Yield: 4 servings
How about Them Apples?
Everything they say about apples is true—including bushels of ripe ones being available right now. It may be a flavonoid called quercetin that keeps the doctor away. Or perhaps it’s the pectin, a soluble fiber believed to reduce blood cholesterol. This recipe adds the phytochemicals in raisins, oats, walnuts, cinnamon and nutmeg to the mix. The more you substitute this delicious dessert for cookies and ice cream the leaner and healthier you’ll be.

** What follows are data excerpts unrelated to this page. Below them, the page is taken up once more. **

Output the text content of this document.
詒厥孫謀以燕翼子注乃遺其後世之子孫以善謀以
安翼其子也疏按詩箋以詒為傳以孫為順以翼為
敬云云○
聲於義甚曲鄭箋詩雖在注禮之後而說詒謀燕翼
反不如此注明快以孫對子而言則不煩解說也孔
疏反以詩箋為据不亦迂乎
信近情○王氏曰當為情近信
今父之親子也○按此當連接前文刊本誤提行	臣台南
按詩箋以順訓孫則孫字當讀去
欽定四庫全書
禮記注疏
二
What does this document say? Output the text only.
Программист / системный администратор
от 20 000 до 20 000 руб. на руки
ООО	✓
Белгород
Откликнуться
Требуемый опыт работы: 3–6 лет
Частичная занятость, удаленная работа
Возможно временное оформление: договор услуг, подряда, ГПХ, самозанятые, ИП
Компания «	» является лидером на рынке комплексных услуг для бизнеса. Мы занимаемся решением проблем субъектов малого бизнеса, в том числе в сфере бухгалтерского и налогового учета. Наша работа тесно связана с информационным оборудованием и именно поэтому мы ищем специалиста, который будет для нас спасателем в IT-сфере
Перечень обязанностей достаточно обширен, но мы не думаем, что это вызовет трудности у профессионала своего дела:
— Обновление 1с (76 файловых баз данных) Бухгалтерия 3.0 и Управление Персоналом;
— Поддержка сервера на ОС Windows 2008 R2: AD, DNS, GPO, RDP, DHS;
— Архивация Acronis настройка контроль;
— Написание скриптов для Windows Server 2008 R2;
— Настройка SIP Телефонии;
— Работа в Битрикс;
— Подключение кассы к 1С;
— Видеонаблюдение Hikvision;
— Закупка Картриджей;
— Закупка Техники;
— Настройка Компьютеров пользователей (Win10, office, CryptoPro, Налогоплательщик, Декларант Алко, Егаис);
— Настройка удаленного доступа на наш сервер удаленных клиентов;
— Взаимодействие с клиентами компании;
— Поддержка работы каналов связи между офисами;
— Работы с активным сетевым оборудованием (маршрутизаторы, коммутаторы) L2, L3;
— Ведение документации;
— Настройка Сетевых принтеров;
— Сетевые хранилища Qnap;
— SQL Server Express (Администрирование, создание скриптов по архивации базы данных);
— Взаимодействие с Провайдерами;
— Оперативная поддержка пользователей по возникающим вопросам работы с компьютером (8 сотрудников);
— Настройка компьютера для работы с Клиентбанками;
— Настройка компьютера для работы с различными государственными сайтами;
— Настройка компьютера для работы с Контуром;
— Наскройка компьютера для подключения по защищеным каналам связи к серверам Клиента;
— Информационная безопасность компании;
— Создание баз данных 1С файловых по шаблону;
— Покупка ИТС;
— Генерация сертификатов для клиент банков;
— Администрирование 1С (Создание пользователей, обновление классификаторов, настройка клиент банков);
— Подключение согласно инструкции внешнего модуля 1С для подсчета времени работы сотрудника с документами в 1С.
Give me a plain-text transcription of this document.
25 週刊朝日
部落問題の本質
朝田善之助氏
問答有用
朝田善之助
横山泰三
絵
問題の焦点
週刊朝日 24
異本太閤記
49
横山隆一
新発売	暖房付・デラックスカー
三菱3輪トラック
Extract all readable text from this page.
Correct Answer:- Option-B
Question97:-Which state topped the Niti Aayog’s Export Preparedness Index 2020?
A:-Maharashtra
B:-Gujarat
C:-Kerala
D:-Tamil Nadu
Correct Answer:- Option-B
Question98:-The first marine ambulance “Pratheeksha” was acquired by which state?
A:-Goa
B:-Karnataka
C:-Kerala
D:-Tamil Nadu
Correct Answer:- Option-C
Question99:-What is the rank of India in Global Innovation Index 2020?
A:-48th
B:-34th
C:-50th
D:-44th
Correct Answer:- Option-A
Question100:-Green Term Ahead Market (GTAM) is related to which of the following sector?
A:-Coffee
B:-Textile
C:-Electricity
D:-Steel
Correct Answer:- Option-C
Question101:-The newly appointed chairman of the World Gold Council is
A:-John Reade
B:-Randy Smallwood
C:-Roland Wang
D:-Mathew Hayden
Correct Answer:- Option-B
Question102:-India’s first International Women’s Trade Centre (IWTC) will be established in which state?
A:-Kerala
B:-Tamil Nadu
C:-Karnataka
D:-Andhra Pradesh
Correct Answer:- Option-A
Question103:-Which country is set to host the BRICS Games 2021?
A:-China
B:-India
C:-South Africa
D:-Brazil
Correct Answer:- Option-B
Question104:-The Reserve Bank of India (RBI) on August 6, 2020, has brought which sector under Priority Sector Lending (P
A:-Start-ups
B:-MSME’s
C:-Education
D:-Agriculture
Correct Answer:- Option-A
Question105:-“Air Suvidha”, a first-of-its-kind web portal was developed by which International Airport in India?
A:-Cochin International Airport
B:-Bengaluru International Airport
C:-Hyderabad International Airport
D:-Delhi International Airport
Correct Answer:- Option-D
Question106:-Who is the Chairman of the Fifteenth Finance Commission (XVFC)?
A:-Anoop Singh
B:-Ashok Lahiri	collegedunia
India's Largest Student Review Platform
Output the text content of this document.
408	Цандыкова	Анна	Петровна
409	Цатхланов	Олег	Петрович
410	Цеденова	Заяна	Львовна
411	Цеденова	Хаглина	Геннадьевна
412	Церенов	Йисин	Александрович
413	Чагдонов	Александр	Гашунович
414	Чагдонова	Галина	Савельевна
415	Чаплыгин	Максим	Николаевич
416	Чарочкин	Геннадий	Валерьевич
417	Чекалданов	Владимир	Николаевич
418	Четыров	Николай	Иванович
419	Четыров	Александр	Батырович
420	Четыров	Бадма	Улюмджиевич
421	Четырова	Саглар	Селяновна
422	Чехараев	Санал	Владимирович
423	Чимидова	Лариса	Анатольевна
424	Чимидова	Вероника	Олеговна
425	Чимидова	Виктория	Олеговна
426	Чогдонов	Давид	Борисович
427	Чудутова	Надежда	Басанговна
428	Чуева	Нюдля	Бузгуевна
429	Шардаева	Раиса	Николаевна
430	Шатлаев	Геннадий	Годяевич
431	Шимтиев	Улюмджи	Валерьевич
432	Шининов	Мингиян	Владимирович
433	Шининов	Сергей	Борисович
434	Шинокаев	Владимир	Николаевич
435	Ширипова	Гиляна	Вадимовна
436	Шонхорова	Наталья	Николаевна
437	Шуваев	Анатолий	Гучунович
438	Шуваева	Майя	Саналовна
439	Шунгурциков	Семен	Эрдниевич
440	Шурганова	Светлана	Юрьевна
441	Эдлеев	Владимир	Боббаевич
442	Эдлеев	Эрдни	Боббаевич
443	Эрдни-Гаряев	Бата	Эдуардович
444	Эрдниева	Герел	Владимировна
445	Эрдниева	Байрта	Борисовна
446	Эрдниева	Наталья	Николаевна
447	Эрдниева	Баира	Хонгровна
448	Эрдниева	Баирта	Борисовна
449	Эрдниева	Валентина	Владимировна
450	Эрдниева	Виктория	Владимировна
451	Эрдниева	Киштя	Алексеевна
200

Baked Apples With Maple Yogurt Sauce
4 large, firm, tart apples, such as Fuji, Pink Lady, or Gala
1-2 Tbsp. packed brown sugar
1/4 cup raisins
1/2 cup instant rolled oats
1/4 cup finely chopped walnuts
2 tsp cinnamon
1/2 tsp. nutmeg
Maple Yogurt Sauce:
3/4 cup lowfat yogurt
1/4 cup maple syrup
Core the apples and remove the top inch of the skin. Make a shallow cut just breaking through skin around the center of each apple to prevent skin from bursting. Place the apples upright in baking dish or pie plate. In small bowl, combine brown sugar, raisins, rolled oats, walnuts, cinnamon and nutmeg. Mix until combined. Spoon into center of each apple. Add water to cover bottom of dish. Bake, uncovered, in 375 degrees in oven for 25 to 30 minutes for less firm apples, and up to 50 minutes for firm varieties, or until apples are tender when pierced with a toothpick. Maple yogurt sauce: In bowl, combine yogurt and maple syrup. Pour over baked apples.
Microwave method: Apples baked in the microwave have tougher skins than oven-baked ones. Prepare as directed in recipe. Pierce skin in several places with a toothpick to prevent skin from bursting. Cover with waxed paper; microwave at high power for 6 to 9 minutes or until apples are almost tender. Let stand for 5 minutes. Serve with maple yogurt sauce.
Makes 4 servings.
Per serving: 262 calories and 1 gram fat.